QE4? The Big Wall Street Banks Are Already Complaining That QE3 Is Not Enough
QE3 has barely even started and some folks on Wall Street are already clamoring for QE4. In fact, as you will read below, one equity strategist at Morgan Stanley says that he would not be “surprised” if the Federal Reserve announced another new round of money printing by the end of the year. But this is what tends to happen when a financial system starts becoming addicted to easy money. There is always a deep hunger for another “hit” of “currency meth”. Federal Reserve Chairman Ben Bernanke was probably hoping that QE3 would satisfy the wolves on Wall Street for a while. His promise to recklessly print 40 billion dollars a month and use it to buy mortgage-backed securities is being called “QEInfinity” by detractors. During QE3, nearly half a trillion dollars a year will be added to the financial system until the Fed decides that it is time to stop. This is so crazy that even former Federal Reserve officials are speaking out against it. For example, former Federal Reserve chairman Paul Volcker says that QE3 is the “most extreme easing of monetary policy” that he could ever remember. But the big Wall Street banks are never going to be satisfied. If QE4 is announced, they will start calling for QE5. As I noted in a previous article, quantitative easing tends to pump up the prices of financial assets such as stocks and commodities, and that is very good for Wall Street bankers. So of course they want more quantitative easing. They always want bigger profits and bigger bonus checks at the end of the year.

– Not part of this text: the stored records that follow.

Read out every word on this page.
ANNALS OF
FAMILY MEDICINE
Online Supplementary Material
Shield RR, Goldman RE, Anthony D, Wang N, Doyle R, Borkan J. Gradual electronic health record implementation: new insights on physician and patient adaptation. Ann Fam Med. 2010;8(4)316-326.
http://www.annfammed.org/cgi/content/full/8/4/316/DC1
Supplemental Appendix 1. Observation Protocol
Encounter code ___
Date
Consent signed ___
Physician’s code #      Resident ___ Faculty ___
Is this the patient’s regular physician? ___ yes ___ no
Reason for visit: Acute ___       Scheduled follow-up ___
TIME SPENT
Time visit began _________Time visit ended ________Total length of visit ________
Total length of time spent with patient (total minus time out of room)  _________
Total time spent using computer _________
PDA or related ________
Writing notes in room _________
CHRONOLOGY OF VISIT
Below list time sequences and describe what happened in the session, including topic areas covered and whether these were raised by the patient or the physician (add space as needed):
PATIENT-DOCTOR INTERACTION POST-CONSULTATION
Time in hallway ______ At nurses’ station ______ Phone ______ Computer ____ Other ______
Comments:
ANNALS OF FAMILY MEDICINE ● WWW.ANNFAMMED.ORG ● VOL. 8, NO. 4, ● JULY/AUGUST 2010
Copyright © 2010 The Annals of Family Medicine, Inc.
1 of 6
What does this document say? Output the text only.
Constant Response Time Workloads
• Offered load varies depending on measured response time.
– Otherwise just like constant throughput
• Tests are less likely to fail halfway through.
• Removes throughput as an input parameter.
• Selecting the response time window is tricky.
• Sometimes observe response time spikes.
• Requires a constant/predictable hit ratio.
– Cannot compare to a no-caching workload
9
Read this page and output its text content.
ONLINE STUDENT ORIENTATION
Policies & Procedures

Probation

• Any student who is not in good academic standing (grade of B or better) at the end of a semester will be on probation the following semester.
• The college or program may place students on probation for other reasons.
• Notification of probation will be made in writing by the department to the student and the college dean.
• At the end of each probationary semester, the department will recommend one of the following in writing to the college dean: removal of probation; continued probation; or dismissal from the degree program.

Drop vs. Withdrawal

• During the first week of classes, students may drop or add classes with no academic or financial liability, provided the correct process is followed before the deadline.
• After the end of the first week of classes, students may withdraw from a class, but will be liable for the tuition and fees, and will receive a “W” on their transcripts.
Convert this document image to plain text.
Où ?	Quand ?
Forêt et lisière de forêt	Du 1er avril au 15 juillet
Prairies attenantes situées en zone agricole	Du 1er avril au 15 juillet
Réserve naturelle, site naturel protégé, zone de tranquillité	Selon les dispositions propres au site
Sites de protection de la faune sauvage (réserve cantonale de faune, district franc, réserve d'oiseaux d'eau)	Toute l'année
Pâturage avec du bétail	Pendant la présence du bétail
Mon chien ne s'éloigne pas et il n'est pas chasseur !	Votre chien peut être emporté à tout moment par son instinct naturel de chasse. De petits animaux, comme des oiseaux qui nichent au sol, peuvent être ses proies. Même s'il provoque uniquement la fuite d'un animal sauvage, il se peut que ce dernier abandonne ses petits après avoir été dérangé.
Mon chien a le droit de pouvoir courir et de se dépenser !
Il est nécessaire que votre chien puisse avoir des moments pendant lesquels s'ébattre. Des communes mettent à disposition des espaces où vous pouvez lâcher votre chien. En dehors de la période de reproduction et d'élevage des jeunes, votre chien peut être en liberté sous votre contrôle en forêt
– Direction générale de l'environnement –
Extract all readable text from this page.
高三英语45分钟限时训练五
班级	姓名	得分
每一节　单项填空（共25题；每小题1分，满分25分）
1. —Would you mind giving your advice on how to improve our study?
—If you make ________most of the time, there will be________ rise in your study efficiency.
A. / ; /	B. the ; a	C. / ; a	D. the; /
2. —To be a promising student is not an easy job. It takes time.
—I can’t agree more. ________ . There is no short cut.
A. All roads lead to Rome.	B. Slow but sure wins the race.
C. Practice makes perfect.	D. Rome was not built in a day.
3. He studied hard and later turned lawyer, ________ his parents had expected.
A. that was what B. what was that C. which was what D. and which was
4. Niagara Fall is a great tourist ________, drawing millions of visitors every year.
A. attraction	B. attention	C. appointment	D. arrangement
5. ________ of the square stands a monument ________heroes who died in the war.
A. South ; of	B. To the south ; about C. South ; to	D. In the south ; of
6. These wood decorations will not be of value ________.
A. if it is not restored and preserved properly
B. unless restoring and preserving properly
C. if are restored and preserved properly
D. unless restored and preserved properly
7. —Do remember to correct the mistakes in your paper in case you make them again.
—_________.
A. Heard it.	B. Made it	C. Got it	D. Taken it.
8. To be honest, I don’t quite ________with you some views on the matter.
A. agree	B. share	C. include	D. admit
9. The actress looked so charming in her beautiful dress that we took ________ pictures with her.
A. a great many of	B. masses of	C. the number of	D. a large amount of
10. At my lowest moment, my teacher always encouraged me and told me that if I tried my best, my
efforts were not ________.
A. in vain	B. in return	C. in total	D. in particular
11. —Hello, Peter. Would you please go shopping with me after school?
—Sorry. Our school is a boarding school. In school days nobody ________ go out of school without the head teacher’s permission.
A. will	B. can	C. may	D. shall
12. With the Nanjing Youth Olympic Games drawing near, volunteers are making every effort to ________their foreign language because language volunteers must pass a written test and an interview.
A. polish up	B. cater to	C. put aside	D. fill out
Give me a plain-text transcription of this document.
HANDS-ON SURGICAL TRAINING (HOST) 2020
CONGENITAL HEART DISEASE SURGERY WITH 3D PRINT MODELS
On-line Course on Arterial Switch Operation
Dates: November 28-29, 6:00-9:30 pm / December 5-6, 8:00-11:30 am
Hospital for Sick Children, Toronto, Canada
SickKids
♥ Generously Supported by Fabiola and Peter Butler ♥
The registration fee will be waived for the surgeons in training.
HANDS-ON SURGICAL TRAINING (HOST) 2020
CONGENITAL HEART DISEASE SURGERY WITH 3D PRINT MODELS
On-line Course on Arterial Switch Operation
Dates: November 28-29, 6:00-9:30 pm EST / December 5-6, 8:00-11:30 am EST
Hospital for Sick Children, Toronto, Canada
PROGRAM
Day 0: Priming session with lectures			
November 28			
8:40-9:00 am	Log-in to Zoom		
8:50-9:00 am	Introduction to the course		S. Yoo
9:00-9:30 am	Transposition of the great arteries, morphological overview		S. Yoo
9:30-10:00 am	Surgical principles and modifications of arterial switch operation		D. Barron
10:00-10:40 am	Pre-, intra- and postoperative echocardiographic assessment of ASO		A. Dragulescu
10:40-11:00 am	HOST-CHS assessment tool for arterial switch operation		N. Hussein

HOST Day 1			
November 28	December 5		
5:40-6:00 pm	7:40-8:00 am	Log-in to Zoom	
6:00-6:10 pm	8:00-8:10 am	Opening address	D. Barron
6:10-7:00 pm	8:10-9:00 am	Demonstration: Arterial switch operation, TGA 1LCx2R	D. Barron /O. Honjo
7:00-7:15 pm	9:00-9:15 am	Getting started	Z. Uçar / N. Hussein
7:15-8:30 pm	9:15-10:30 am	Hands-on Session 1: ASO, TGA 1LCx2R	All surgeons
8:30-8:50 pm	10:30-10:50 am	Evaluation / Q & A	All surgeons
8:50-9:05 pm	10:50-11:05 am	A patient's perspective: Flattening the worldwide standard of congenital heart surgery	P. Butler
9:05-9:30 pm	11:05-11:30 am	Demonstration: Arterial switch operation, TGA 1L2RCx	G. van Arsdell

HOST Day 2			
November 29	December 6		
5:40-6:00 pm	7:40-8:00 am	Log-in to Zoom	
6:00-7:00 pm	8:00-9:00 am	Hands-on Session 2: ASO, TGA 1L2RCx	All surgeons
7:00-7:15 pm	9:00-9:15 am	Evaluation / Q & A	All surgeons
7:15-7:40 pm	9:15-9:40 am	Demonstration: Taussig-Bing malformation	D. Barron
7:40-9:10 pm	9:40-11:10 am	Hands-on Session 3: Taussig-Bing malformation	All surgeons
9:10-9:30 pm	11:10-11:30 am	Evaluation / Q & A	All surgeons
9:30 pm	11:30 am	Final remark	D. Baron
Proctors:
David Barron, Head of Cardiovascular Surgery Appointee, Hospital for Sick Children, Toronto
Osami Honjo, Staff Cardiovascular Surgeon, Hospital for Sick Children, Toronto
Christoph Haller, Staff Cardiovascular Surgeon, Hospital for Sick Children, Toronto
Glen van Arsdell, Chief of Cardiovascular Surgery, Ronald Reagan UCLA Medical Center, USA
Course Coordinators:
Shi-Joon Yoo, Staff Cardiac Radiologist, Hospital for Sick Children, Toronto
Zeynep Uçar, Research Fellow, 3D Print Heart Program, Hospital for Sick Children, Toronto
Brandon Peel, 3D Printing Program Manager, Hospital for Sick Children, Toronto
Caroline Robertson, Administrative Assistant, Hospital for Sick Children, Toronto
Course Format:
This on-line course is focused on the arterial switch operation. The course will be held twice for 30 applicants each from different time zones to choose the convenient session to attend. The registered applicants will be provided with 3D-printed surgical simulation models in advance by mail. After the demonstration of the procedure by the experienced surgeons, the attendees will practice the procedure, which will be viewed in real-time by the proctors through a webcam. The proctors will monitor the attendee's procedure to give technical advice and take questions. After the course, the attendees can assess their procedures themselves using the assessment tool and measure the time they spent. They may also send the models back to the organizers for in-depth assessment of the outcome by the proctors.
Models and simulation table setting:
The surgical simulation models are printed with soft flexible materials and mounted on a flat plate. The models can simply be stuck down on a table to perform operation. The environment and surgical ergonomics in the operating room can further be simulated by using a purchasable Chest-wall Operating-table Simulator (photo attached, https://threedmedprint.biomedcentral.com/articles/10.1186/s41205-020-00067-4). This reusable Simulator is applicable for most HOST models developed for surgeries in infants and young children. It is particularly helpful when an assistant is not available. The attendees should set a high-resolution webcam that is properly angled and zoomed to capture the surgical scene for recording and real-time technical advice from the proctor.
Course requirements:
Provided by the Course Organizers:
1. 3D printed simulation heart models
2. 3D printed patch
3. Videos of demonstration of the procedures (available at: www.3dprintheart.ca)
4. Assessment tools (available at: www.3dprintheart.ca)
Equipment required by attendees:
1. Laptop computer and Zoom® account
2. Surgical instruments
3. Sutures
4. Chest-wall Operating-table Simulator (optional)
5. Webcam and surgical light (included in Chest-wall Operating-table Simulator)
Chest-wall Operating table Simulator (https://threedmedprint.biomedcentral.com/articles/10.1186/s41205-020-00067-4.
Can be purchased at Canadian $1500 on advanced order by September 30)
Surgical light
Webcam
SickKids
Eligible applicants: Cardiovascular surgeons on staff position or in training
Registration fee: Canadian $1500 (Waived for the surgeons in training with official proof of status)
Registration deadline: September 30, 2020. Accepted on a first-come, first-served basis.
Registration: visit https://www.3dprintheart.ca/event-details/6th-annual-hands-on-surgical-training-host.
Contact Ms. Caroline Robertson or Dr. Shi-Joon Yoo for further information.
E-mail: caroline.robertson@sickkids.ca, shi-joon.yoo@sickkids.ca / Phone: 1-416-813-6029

But at this point the Federal Reserve has already “jumped the shark”. If you don’t know what “jumping the shark” means, you can find a definition on Wikipedia right here. Whatever shreds of credibility the Fed had left are being washed away by a flood of newly printed money.
Those running the Fed have essentially used up all of their bullets and the next great financial crisis has not even fully erupted yet.
So what is the Fed going to do if the stock market crashes and the credit market freezes up like we saw back in 2008?
How much more extreme can the Fed go?